FOM: use and mention, objective, astronomical calculations, etc.

Vaughan Pratt pratt at cs.Stanford.EDU
Mon Mar 23 16:36:31 EST 1998


Dear Martin:

>Responding also to your SETI remarks in a different post: Greek mathematics
>was different from ours in just the sort of way I'd expect that developed by
>folks on another planet to be. Based on an entirely different mind set - but
>in the end recognizably the same activity.

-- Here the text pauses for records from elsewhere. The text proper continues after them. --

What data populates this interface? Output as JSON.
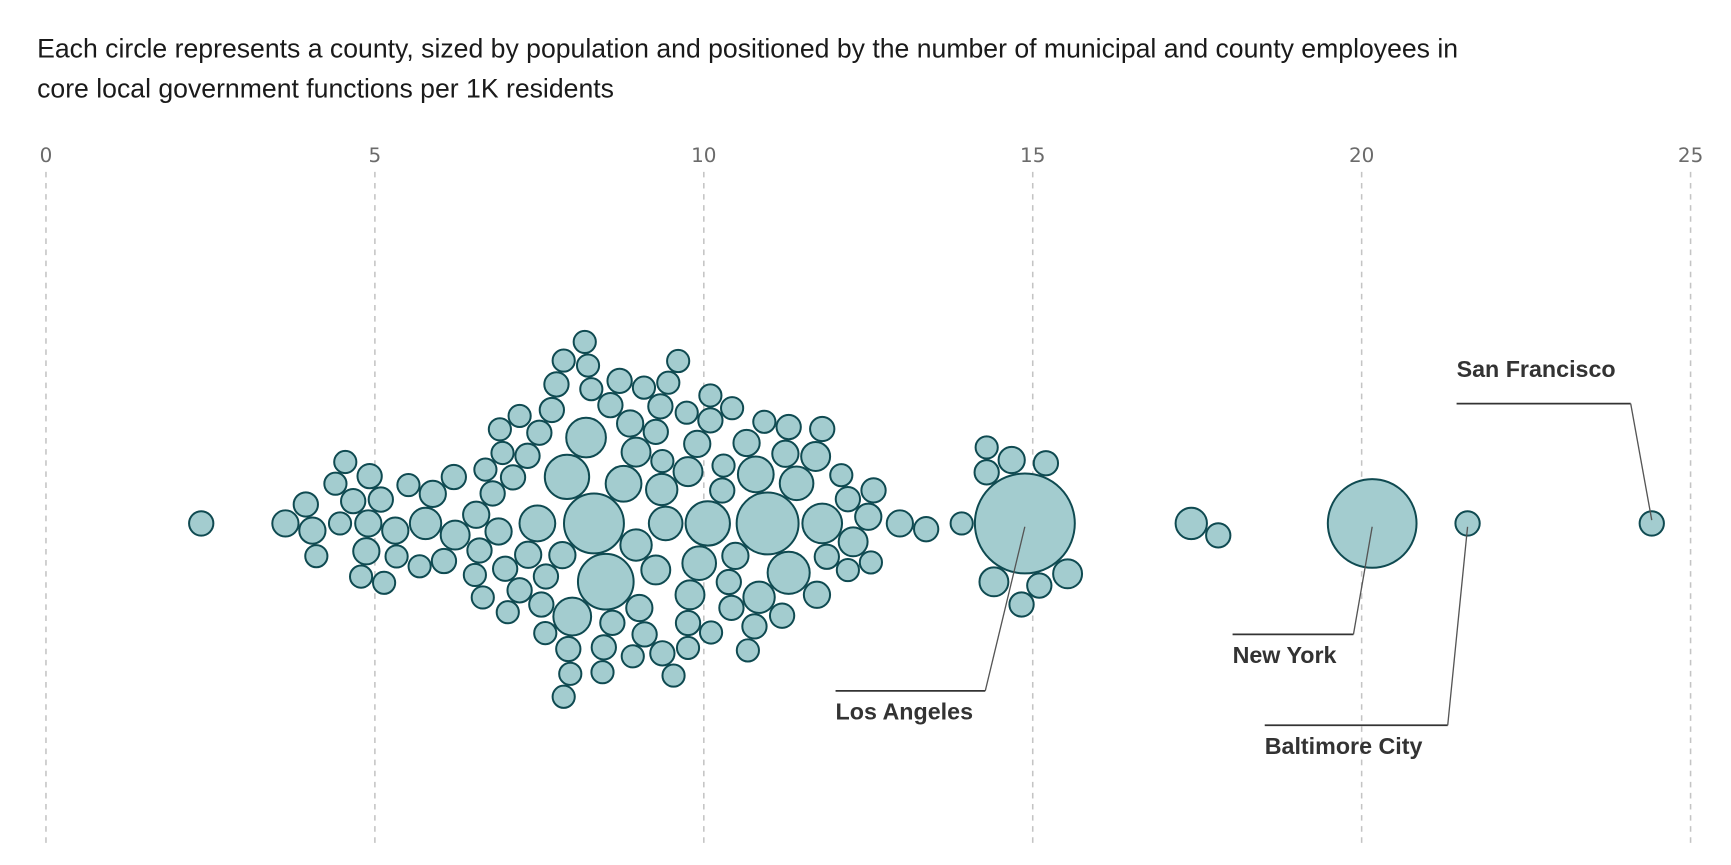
{
  "chart_data": {
    "type": "beeswarm",
    "title": "Each circle represents a county, sized by population and positioned by the number of municipal and county employees in",
    "title_line2": "core local government functions per 1K residents",
    "xlim": [
      0,
      25
    ],
    "x_ticks": [
      0,
      5,
      10,
      15,
      20,
      25
    ],
    "grid": true,
    "colors": {
      "fill": "#a3cccf",
      "stroke": "#0f4a51"
    },
    "size_note": "relative_size is relative circle area (population), unitless",
    "counties": [
      [
        2.36,
        1.2
      ],
      [
        3.64,
        1.4
      ],
      [
        4.05,
        1.4
      ],
      [
        3.95,
        1.2
      ],
      [
        4.11,
        1
      ],
      [
        4.47,
        1
      ],
      [
        4.4,
        1
      ],
      [
        4.67,
        1.2
      ],
      [
        4.9,
        1.4
      ],
      [
        4.87,
        1.4
      ],
      [
        4.79,
        1
      ],
      [
        5.09,
        1.2
      ],
      [
        5.33,
        1
      ],
      [
        5.14,
        1
      ],
      [
        4.55,
        1
      ],
      [
        4.92,
        1.2
      ],
      [
        5.31,
        1.4
      ],
      [
        5.51,
        1
      ],
      [
        5.68,
        1
      ],
      [
        5.77,
        2
      ],
      [
        6.05,
        1.2
      ],
      [
        5.88,
        1.4
      ],
      [
        6.2,
        1.2
      ],
      [
        6.22,
        1.7
      ],
      [
        6.54,
        1.4
      ],
      [
        6.59,
        1.2
      ],
      [
        6.68,
        1
      ],
      [
        6.52,
        1
      ],
      [
        6.64,
        1
      ],
      [
        6.79,
        1.2
      ],
      [
        6.88,
        1.4
      ],
      [
        6.94,
        1
      ],
      [
        6.98,
        1.2
      ],
      [
        7.02,
        1
      ],
      [
        6.9,
        1
      ],
      [
        7.1,
        1.2
      ],
      [
        7.2,
        1.2
      ],
      [
        7.2,
        1
      ],
      [
        7.32,
        1.2
      ],
      [
        7.47,
        2.6
      ],
      [
        7.33,
        1.4
      ],
      [
        7.53,
        1.2
      ],
      [
        7.6,
        1.2
      ],
      [
        7.5,
        1.2
      ],
      [
        7.59,
        1
      ],
      [
        7.69,
        1.2
      ],
      [
        7.85,
        1.4
      ],
      [
        7.97,
        1
      ],
      [
        7.87,
        1
      ],
      [
        7.92,
        4
      ],
      [
        7.94,
        1.2
      ],
      [
        7.87,
        1
      ],
      [
        8.0,
        2.9
      ],
      [
        8.33,
        7.3
      ],
      [
        8.29,
        1
      ],
      [
        8.46,
        1
      ],
      [
        8.51,
        6.3
      ],
      [
        8.24,
        1
      ],
      [
        8.19,
        1
      ],
      [
        8.61,
        1.2
      ],
      [
        8.58,
        1.2
      ],
      [
        8.78,
        2.6
      ],
      [
        8.48,
        1.2
      ],
      [
        8.21,
        3.2
      ],
      [
        7.76,
        1.2
      ],
      [
        8.72,
        1.2
      ],
      [
        8.92,
        1
      ],
      [
        8.97,
        2
      ],
      [
        9.02,
        1.4
      ],
      [
        8.97,
        1.7
      ],
      [
        9.09,
        1
      ],
      [
        8.88,
        1.4
      ],
      [
        9.1,
        1.2
      ],
      [
        9.27,
        1.7
      ],
      [
        9.27,
        1.2
      ],
      [
        9.34,
        1.2
      ],
      [
        9.42,
        2.3
      ],
      [
        9.37,
        1.2
      ],
      [
        9.37,
        1
      ],
      [
        9.46,
        1
      ],
      [
        9.36,
        2
      ],
      [
        9.54,
        1
      ],
      [
        9.61,
        1
      ],
      [
        9.76,
        1.7
      ],
      [
        9.76,
        1.2
      ],
      [
        9.74,
        1
      ],
      [
        9.76,
        1
      ],
      [
        9.79,
        1.7
      ],
      [
        9.9,
        1.4
      ],
      [
        9.93,
        2.3
      ],
      [
        10.06,
        4
      ],
      [
        10.11,
        1
      ],
      [
        10.1,
        1.2
      ],
      [
        10.1,
        1
      ],
      [
        10.28,
        1.2
      ],
      [
        10.3,
        1
      ],
      [
        10.38,
        1.2
      ],
      [
        10.43,
        1
      ],
      [
        10.48,
        1.4
      ],
      [
        10.42,
        1.2
      ],
      [
        10.65,
        1.4
      ],
      [
        10.67,
        1
      ],
      [
        10.77,
        1.2
      ],
      [
        10.79,
        2.6
      ],
      [
        10.84,
        2
      ],
      [
        10.97,
        7.8
      ],
      [
        10.92,
        1
      ],
      [
        11.19,
        1.2
      ],
      [
        11.24,
        1.4
      ],
      [
        11.29,
        3.6
      ],
      [
        11.29,
        1.2
      ],
      [
        11.41,
        2.3
      ],
      [
        11.7,
        1.7
      ],
      [
        11.8,
        3.2
      ],
      [
        11.87,
        1.2
      ],
      [
        11.8,
        1.2
      ],
      [
        11.72,
        1.4
      ],
      [
        12.09,
        1
      ],
      [
        12.19,
        1.2
      ],
      [
        12.19,
        1
      ],
      [
        12.27,
        1.7
      ],
      [
        12.5,
        1.4
      ],
      [
        12.58,
        1.2
      ],
      [
        12.54,
        1
      ],
      [
        12.98,
        1.4
      ],
      [
        13.38,
        1.2
      ],
      [
        13.92,
        1
      ],
      [
        14.3,
        1.2
      ],
      [
        14.3,
        1
      ],
      [
        14.68,
        1.4
      ],
      [
        15.1,
        1.2
      ],
      [
        15.53,
        1.7
      ],
      [
        14.88,
        20.3
      ],
      [
        14.41,
        1.7
      ],
      [
        14.83,
        1.2
      ],
      [
        15.2,
        1.2
      ],
      [
        17.41,
        2
      ],
      [
        17.82,
        1.2
      ],
      [
        20.16,
        16
      ],
      [
        21.61,
        1.2
      ],
      [
        24.41,
        1.2
      ]
    ],
    "annotations": [
      {
        "label": "San Francisco",
        "x": 24.41
      },
      {
        "label": "New York",
        "x": 20.16
      },
      {
        "label": "Los Angeles",
        "x": 14.88
      },
      {
        "label": "Baltimore City",
        "x": 21.61
      }
    ]
  }
}
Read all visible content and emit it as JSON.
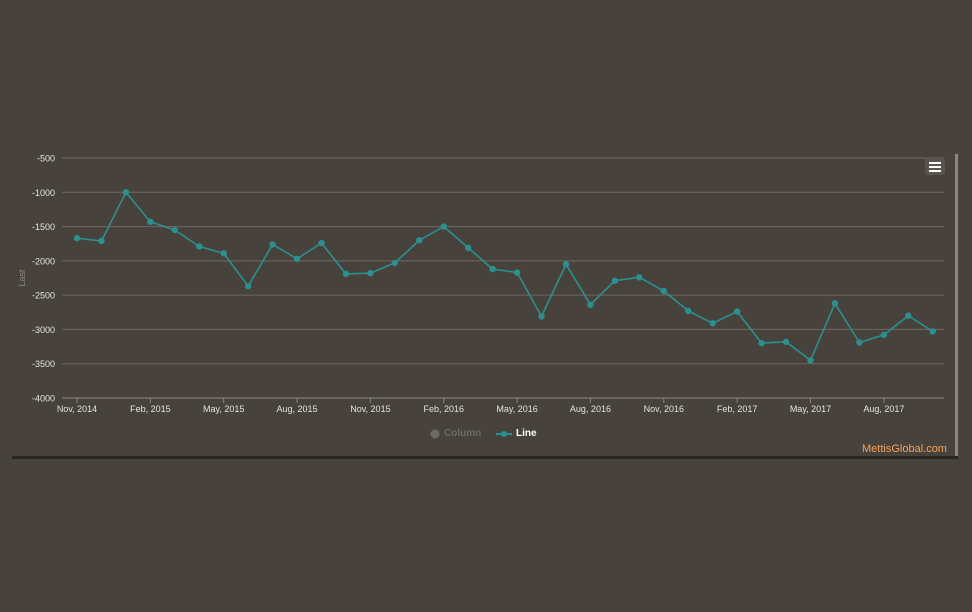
{
  "chart_data": {
    "type": "line",
    "ylabel": "Last",
    "ylim": [
      -4000,
      -500
    ],
    "yticks": [
      -500,
      -1000,
      -1500,
      -2000,
      -2500,
      -3000,
      -3500,
      -4000
    ],
    "xticks": [
      "Nov, 2014",
      "Feb, 2015",
      "May, 2015",
      "Aug, 2015",
      "Nov, 2015",
      "Feb, 2016",
      "May, 2016",
      "Aug, 2016",
      "Nov, 2016",
      "Feb, 2017",
      "May, 2017",
      "Aug, 2017"
    ],
    "grid": true,
    "legend_position": "bottom-center",
    "x": [
      "2014-11",
      "2014-12",
      "2015-01",
      "2015-02",
      "2015-03",
      "2015-04",
      "2015-05",
      "2015-06",
      "2015-07",
      "2015-08",
      "2015-09",
      "2015-10",
      "2015-11",
      "2015-12",
      "2016-01",
      "2016-02",
      "2016-03",
      "2016-04",
      "2016-05",
      "2016-06",
      "2016-07",
      "2016-08",
      "2016-09",
      "2016-10",
      "2016-11",
      "2016-12",
      "2017-01",
      "2017-02",
      "2017-03",
      "2017-04",
      "2017-05",
      "2017-06",
      "2017-07",
      "2017-08",
      "2017-09",
      "2017-10"
    ],
    "series": [
      {
        "name": "Line",
        "color": "#2b908f",
        "values": [
          -1670,
          -1710,
          -1000,
          -1430,
          -1550,
          -1790,
          -1890,
          -2370,
          -1760,
          -1970,
          -1740,
          -2190,
          -2180,
          -2030,
          -1700,
          -1500,
          -1810,
          -2120,
          -2170,
          -2810,
          -2050,
          -2640,
          -2290,
          -2240,
          -2440,
          -2730,
          -2910,
          -2740,
          -3200,
          -3180,
          -3450,
          -2620,
          -3190,
          -3080,
          -2800,
          -3030
        ]
      }
    ],
    "legend": [
      {
        "name": "Column",
        "color": "#6e6a66",
        "active": false
      },
      {
        "name": "Line",
        "color": "#2b908f",
        "active": true
      }
    ]
  },
  "credits": "MettisGlobal.com",
  "menu_icon": "hamburger-menu-icon"
}
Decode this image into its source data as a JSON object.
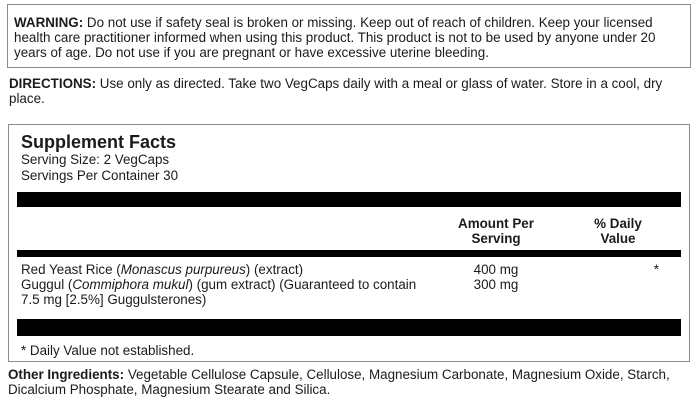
{
  "warning": {
    "label": "WARNING:",
    "text": "Do not use if safety seal is broken or missing. Keep out of reach of children. Keep your licensed health care practitioner informed when using this product. This product is not to be used by anyone under 20 years of age. Do not use if you are pregnant or have excessive uterine bleeding."
  },
  "directions": {
    "label": "DIRECTIONS:",
    "text": "Use only as directed. Take two VegCaps daily with a meal or glass of water.  Store in a cool, dry place."
  },
  "supplement_facts": {
    "title": "Supplement Facts",
    "serving_size": "Serving Size: 2 VegCaps",
    "servings_per_container": "Servings Per Container 30",
    "columns": {
      "amount": "Amount Per Serving",
      "daily_value": "% Daily Value"
    },
    "rows": [
      {
        "name_pre": "Red Yeast Rice (",
        "name_italic": "Monascus purpureus",
        "name_post": ")  (extract)",
        "amount": "400 mg",
        "daily_value": "*"
      },
      {
        "name_pre": "Guggul (",
        "name_italic": "Commiphora mukul",
        "name_post": ")  (gum extract) (Guaranteed to contain 7.5 mg [2.5%] Guggulsterones)",
        "amount": "300 mg",
        "daily_value": ""
      }
    ],
    "footnote": "* Daily Value not established."
  },
  "other_ingredients": {
    "label": "Other Ingredients:",
    "text": "Vegetable Cellulose Capsule, Cellulose, Magnesium Carbonate, Magnesium Oxide, Starch, Dicalcium Phosphate, Magnesium Stearate and Silica."
  },
  "colors": {
    "background": "#ffffff",
    "text": "#1b1b1b",
    "box_border": "#8c8c8c",
    "rule_bar": "#000000"
  }
}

You may well be right.  In particular if we met folk from another planet
whose nonmathematical thinking was less like ours than their mathematical
thinking, I would soften my position.  Three independent such encounters
and I'd be quite convinced.

Until then however I regard with suspicion all arguments for or
against the likelihood of this outcome, especially arguments made by
mathematicians whose whole career has been predicated on the absoluteness
of mathematical truth and for whom it is therefore understandable to
see no alternative.

If at some point in their past those aliens had seriously polluted their
planet, I'd feel a strong kinship with them, as well as some relief
if that were an episode well in their past.  Going through such potty
training is a sign of a civilization on a similar track to ours, and
it would be nice to know it's survivable.  But for their pollution at
its peak to roughly equal ours seems to me, on the basis of our current
understanding about these things, about as likely that their mathematics
would roughly equal ours.

In short I don't see any convincing reason why mathematical thinking
should be more absolute or culture independent than other kinds of
thinking.  I agree that the idea is an appealing one, I just don't agree
that the appeal is more than skin deep.